Les observations de drones et le sabotage présumé des gazoduc Nord Stream 1 et 2 en mer Baltique ont conduit Oslo à renforcer la sécurité autour de ses infrastructures stratégiques, notamment énergétiques. Navires, aéronefs et soldats de la garde nationale ont été déployés.
Selon les services de sécurité, les drones pourraient être utilisés à des fins d’espionnage ou bien pour semer la peur sur la capacité de la Norvège à garantir la sécurité de ses livraisons d’énergie. Depuis la réduction des livraisons russes, le gaz norvégien est considéré comme essentiel pour couvrir les besoins énergétiques d’une Europe aux abois à l’approche de l’hiver.

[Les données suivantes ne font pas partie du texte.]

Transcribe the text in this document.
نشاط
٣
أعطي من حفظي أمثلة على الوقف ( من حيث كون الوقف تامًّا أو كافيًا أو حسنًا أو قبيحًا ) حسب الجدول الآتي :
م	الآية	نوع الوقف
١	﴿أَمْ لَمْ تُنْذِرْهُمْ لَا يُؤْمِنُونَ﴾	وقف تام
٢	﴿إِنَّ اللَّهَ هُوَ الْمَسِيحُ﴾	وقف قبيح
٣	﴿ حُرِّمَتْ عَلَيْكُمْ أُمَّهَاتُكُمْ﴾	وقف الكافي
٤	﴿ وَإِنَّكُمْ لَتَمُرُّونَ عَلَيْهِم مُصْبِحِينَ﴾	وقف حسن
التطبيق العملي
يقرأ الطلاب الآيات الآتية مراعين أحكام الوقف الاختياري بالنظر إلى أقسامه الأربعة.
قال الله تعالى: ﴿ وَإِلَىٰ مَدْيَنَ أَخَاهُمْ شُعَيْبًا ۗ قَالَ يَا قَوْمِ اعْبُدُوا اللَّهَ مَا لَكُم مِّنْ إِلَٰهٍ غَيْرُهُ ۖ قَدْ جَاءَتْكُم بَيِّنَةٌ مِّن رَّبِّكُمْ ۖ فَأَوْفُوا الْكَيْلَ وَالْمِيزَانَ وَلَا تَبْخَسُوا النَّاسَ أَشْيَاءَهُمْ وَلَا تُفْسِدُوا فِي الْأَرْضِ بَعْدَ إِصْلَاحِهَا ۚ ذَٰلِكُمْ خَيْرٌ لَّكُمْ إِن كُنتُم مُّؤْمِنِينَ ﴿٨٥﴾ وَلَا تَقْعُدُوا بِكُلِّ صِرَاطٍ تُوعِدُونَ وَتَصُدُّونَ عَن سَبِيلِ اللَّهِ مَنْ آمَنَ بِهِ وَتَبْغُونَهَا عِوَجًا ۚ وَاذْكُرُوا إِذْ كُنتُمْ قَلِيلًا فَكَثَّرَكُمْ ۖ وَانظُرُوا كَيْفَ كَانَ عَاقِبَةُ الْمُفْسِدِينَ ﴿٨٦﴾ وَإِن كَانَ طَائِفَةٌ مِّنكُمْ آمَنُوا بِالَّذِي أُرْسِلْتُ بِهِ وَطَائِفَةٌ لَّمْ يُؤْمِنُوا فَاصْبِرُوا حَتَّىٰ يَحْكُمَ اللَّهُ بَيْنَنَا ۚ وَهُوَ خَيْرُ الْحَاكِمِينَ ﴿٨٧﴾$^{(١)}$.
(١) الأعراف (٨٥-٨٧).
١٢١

Le fils d’un proche de Vladimir Poutine interpellé à Hammerfest
Critiquées par la Russie, les arrestations de citoyens russes témoignent de la vigilance accrue des autorités norvégiennes. La dernière arrestation en date concerne Andreï Iakounine, fils de l’ancien patron des chemins de fer russe, Vladimir Iakounine, considéré comme un proche du président russe Vladimir Poutine.

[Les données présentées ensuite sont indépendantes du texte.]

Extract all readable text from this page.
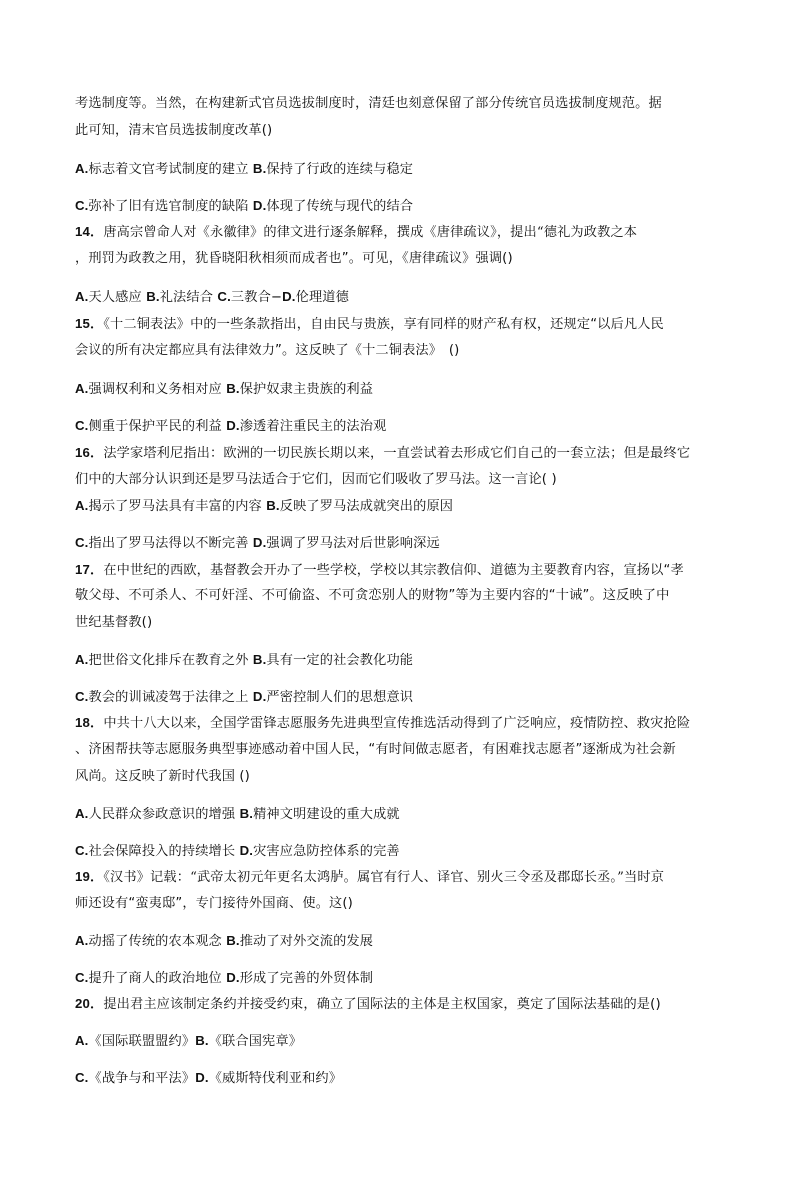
考选制度等。当然，在构建新式官员选拔制度时，清廷也刻意保留了部分传统官员选拔制度规范。据
此可知，清末官员选拔制度改革()
A.标志着文官考试制度的建立 B.保持了行政的连续与稳定
C.弥补了旧有选官制度的缺陷 D.体现了传统与现代的结合
14．唐高宗曾命人对《永徽律》的律文进行逐条解释，撰成《唐律疏议》，提出“德礼为政教之本
，刑罚为政教之用，犹昏晓阳秋相须而成者也”。可见，《唐律疏议》强调()
A.天人感应 B.礼法结合 C.三教合−D.伦理道德
15．《十二铜表法》中的一些条款指出，自由民与贵族，享有同样的财产私有权，还规定“以后凡人民
会议的所有决定都应具有法律效力”。这反映了《十二铜表法》　()
A.强调权利和义务相对应 B.保护奴隶主贵族的利益
C.侧重于保护平民的利益 D.渗透着注重民主的法治观
16．法学家塔利尼指出：欧洲的一切民族长期以来，一直尝试着去形成它们自己的一套立法；但是最终它
们中的大部分认识到还是罗马法适合于它们，因而它们吸收了罗马法。这一言论( )
A.揭示了罗马法具有丰富的内容 B.反映了罗马法成就突出的原因
C.指出了罗马法得以不断完善 D.强调了罗马法对后世影响深远
17．在中世纪的西欧，基督教会开办了一些学校，学校以其宗教信仰、道德为主要教育内容，宣扬以“孝
敬父母、不可杀人、不可奸淫、不可偷盗、不可贪恋别人的财物”等为主要内容的“十诫”。这反映了中
世纪基督教()
A.把世俗文化排斥在教育之外 B.具有一定的社会教化功能
C.教会的训诫凌驾于法律之上 D.严密控制人们的思想意识
18．中共十八大以来，全国学雷锋志愿服务先进典型宣传推选活动得到了广泛响应，疫情防控、救灾抢险
、济困帮扶等志愿服务典型事迹感动着中国人民，“有时间做志愿者，有困难找志愿者”逐渐成为社会新
风尚。这反映了新时代我国 ()
A.人民群众参政意识的增强 B.精神文明建设的重大成就
C.社会保障投入的持续增长 D.灾害应急防控体系的完善
19．《汉书》记载：“武帝太初元年更名太鸿胪。属官有行人、译官、别火三令丞及郡邸长丞。”当时京
师还设有“蛮夷邸”，专门接待外国商、使。这()
A.动摇了传统的农本观念 B.推动了对外交流的发展
C.提升了商人的政治地位 D.形成了完善的外贸体制
20．提出君主应该制定条约并接受约束，确立了国际法的主体是主权国家，奠定了国际法基础的是()
A.《国际联盟盟约》B.《联合国宪章》
C.《战争与和平法》D.《威斯特伐利亚和约》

Âgé de 47 ans et de double nationalité russe et britannique, il a été interpellé lundi à Hammerfest dans le nord de la Norvège. « Le suspect a reconnu avoir fait voler un drone au Svalbard », a précisé une responsable de la police, Anja Mikkelsen.
Situé à un millier de kilomètres du pôle Nord, le Svalbard (Spitzberg) est un territoire norvégien à l’emplacement stratégique en plein coeur de l’Arctique. En raison d’un statut juridique spécial qui autorise l’exploitation de ses ressources par des ressortissants étrangers, l’archipel abrite une communauté minière russe relativement importante.
« Le Svalbard et le Grand Nord ont longtemps été importants pour la Russie mais nous estimons qu’ils le sont plus encore aujourd’hui à l’heure où les tensions montent », a noté Mme Moe.
L’ambassade de Russie à Oslo critique, elle, la « psychose » qui s’est emparée, selon elle, de la Norvège. Sur sa page Facebook, elle a déploré l’interdiction imposée aux Russes de faire voler des drones, une mesure « injustifiée » et « discriminatoire » dont pâtissent des « touristes ordinaires ».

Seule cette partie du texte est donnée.